NO WRITER ATTRIBUTED

The shower of Leonids Friday night was considerably smaller and less satisfactory than that of the preceding evening. In all one hundred and forty-seven meteors were observed in the course of the evening at the Harvard Observatory of which eighty-three were Leonids. The shower did not commence until after 12 and was at its height between 2 and 3 o'clock. From the reports of Pacific coast observatories it appears that the main shower was visible only in the west, due to the fact that the earlier daylight in the east made the Leonids invisible during the larger showers.

On Saturday and Sunday evenings no Leonids were observed and it is thought that the shower is past for the present year. The shower this year is probably the last for thirty-three years, although it is possible that next year a small shower may be visible. The color of the Leonids was a faint green. Three dozen photographs were taken during the night, but they were not very successful, as the Leonids were much fainter and of shorter duration than on the preceding evening. In all about seven dozen photographs were made and although they have not as yet been carefully examined their development shows them to have been fairly successful. The Observatory succeeded in getting several photographs of the Leonids' trails and by the use of them will probably be able to locate the radiant. Two plates seem to show photographs of the spectra of the Leonids. This is an unusual success, as it is very difficult to photograph the spectrum of a falling body. It cannot be stated positively that photographs of spectra have been obtained until a more careful examination has been made.

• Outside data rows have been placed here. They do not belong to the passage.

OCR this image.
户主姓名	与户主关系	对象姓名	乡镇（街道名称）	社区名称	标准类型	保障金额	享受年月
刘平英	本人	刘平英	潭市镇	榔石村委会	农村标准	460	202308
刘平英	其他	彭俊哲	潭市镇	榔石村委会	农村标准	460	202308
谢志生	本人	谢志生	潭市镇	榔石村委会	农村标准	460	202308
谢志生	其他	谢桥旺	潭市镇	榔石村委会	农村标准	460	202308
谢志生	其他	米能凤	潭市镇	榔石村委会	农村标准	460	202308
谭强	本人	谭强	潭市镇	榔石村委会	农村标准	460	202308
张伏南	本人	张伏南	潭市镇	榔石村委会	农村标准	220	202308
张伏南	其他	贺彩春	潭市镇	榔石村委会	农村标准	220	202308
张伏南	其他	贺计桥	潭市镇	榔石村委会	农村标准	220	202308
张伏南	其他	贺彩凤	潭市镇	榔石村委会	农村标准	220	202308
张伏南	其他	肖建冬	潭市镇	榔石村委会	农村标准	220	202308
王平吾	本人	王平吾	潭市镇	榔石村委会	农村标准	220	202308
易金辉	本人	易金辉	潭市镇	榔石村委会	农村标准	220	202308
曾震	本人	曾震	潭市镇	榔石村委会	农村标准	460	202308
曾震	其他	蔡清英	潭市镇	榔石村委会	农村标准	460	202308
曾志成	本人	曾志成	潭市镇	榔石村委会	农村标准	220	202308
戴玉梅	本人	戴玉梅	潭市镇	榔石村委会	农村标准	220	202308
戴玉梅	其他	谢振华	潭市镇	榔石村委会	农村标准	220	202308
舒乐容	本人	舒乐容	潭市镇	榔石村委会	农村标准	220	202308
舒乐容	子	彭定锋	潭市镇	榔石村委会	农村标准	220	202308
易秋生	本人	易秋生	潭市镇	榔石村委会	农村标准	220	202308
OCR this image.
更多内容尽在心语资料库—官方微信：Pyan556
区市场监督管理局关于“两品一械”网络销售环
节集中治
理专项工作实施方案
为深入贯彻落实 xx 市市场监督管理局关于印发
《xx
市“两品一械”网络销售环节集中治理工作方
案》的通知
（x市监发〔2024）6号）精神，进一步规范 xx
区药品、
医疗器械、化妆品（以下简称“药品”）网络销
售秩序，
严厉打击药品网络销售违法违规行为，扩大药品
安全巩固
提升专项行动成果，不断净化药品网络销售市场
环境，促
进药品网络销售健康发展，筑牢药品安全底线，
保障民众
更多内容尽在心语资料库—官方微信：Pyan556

A circular was issued Saturday by Professor E. C. Pickering, in which he announces the first successes ever made in photographing the spectrum of a lightning flash. Comparison of the three negatives obtained at different times in the months of July and September shows the curious fact that the spectrum of lightning is not always the same. The spectrum of the flash closely resembles that of the new star, the Nova Persei. The apparatus was the same as is used in obtaining photographs of the spectra of stars and the success of the experiment, it is expected, will open a new field for spectroscopic work.